Cognitive reserve among highly intelligent older individuals makes
detection of early Alzheimer's disease (AD) difficult. We tested the
hypothesis that mild memory impairment determined by IQ-adjusted norms is
associated with single photon emission computed tomography (SPECT)
perfusion abnormality at baseline and predictive of future decline.

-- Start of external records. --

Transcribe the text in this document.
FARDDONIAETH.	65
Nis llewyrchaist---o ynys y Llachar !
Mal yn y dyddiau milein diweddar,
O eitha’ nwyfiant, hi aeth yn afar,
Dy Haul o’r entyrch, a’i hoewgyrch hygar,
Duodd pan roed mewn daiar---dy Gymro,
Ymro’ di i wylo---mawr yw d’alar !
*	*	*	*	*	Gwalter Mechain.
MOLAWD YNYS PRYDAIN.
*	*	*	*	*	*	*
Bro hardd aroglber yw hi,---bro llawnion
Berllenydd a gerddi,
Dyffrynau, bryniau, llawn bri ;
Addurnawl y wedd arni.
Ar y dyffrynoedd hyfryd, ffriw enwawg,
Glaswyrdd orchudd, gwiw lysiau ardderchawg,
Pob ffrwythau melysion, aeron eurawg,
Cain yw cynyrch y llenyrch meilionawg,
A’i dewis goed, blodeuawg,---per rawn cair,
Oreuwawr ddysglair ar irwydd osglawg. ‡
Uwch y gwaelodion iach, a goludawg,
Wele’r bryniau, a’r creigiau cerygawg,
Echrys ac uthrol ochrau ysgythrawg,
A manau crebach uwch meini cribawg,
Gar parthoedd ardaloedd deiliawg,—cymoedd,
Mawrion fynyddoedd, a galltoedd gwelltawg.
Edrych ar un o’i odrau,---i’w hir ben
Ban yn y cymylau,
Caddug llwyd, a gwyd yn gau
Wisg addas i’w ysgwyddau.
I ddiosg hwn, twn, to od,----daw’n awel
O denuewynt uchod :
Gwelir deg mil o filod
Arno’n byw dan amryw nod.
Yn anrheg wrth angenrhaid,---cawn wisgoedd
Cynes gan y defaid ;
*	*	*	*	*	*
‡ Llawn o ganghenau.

Twenty-three subjects with a Clinical Dementia Rating (CDR) score of 0,
were reclassified after scores were adjusted for IQ into two groups, 10 as
having mild memory impairments for ability (IQ-MI) and 13 as memory-normal
(IQ-MN). Subjects underwent cognitive and functional assessments at
baseline and annual follow-up for 3 years. Perfusion SPECT was acquired at
baseline. At follow-up, the IQ-MI subjects demonstrated decline in memory,
visuospatial processing, and phonemic fluency, and 6 of 10 had progressed
to a CDR of 0.5, while the IQ-MN subjects did not show decline. The IQ-MI
group had significantly lower perfusion than the IQ-MN group in
parietal/precuneus, temporal, and opercular frontal regions. In
contrast, higher perfusion was observed in IQ-MI compared with
IQ-MN in the left medial frontal and rostral anterior cingulate regions.
IQ-adjusted memory impairment in individuals with high cognitive reserve
is associated with baseline SPECT abnormality in a pattern consistent with
prodromal AD and predicts subsequent cognitive and functional decline.